The film is slow paced, but has a steady feeling of fear lurking through out. The certainty's which are presented at the beginning of the film are gradually peeled away until finally one realises that one suspects every one of betrayal and then one is left with the sense of abject loneliness these two men faced. On this level, its an excellent film.

Unfortunately there is also an abundance of post modernism in the film with various characters questioning the validity of armed resistance with the two main characters often being halted in their tracks by victims questioning them and installing a sense of doubt. I don't know how realistic that is, or if its a plot device by a 21st century writer, but I suspect the latter. I know I was almost shouting at the screen, "Don't listen to him, just shoot the bastard!"
When you have to kill some one, I suspect listening to them begging is not a good idea and if you have doubts, then its probably better to not kill people...

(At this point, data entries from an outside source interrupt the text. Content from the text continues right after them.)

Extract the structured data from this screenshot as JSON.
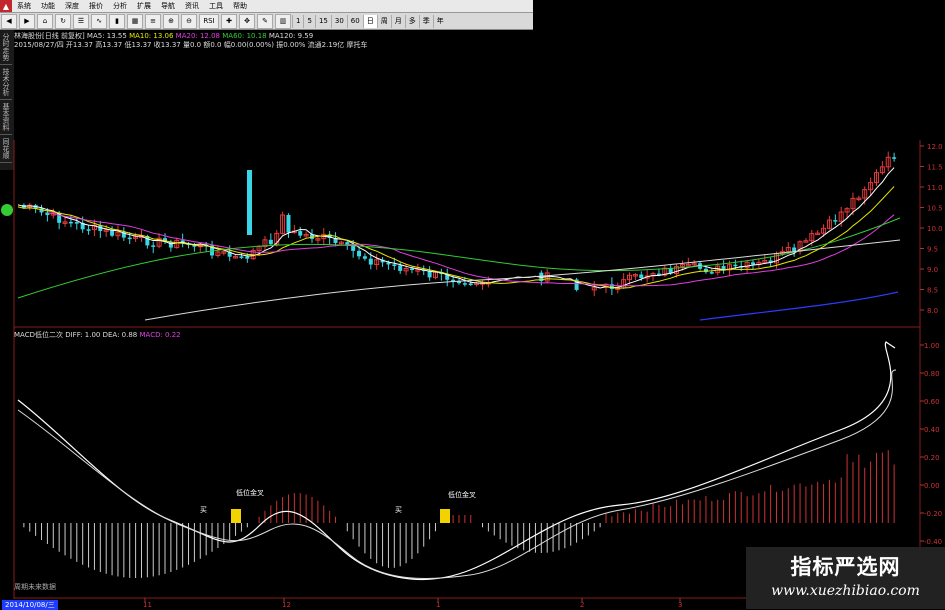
{
  "menu": {
    "items": [
      "系统",
      "功能",
      "深度",
      "报价",
      "分析",
      "扩展",
      "导航",
      "资讯",
      "工具",
      "帮助"
    ]
  },
  "toolbar": {
    "periods": [
      "1",
      "5",
      "15",
      "30",
      "60",
      "日",
      "周",
      "月",
      "多",
      "季",
      "年"
    ],
    "rsi_label": "RSI"
  },
  "left_tabs": [
    "分时走势",
    "技术分析",
    "基本资料",
    "同花顺"
  ],
  "quote": {
    "stock": "林海股份[日线 前复权]",
    "ma5": "MA5: 13.55",
    "ma10": "MA10: 13.06",
    "ma20": "MA20: 12.08",
    "ma60": "MA60: 10.18",
    "ma120": "MA120: 9.59",
    "bar_info": "2015/08/27/四 开13.37 高13.37 低13.37 收13.37 量0.0 额0.0 幅0.00(0.00%) 振0.00% 流通2.19亿 摩托车"
  },
  "macd": {
    "title": "MACD低位二次",
    "diff": "DIFF: 1.00",
    "dea": "DEA: 0.88",
    "macd": "MACD: 0.22"
  },
  "price_axis": [
    "12.0",
    "11.5",
    "11.0",
    "10.5",
    "10.0",
    "9.5",
    "9.0",
    "8.5",
    "8.0"
  ],
  "macd_axis": [
    "1.00",
    "0.80",
    "0.60",
    "0.40",
    "0.20",
    "0.00",
    "-0.20",
    "-0.40"
  ],
  "signals": {
    "buy": "买",
    "golden_cross": "低位金叉"
  },
  "x_axis": [
    "11",
    "12",
    "1",
    "2",
    "3"
  ],
  "bottom": {
    "date": "2014/10/08/三",
    "footnote": "周期未来数据"
  },
  "watermark": {
    "cn": "指标严选网",
    "url": "www.xuezhibiao.com"
  },
  "colors": {
    "up": "#e23b3b",
    "down": "#38d6e6",
    "ma5": "#ffffff",
    "ma10": "#e8e800",
    "ma20": "#e040e0",
    "ma60": "#3c3",
    "ma120": "#ddd",
    "blue": "#2a3cff"
  }
}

The two main characters were well played. Citronen, who was the driver for most of the time was portrayed as a man slipping over the edge as the toll of the war wore him down. With his wife and daughter slipping away, and the realisation that he may have helped murder innocent people, Citronen gradually slides into a place where he finds (to his horror) his moral convictions no longer restrain him. Mads Mikkelsen was his usual brilliant self but he was matched by Thure Lindthardt as Flammen (the guy in the picture above).

Flammen is the shooter. The man who liquidiates collaborators with a near proffessional detachment, or so it seems. As the film moves through its various, and sometimes long drawn out scenes, we see doubt eating away at Flammen's convictions too and when the two find they have probably been betrayed, Flammen begins to lose himself. Love blinds him and the consequences are disastrous.

I'm glad this film was made. This was a story every Danish child should know.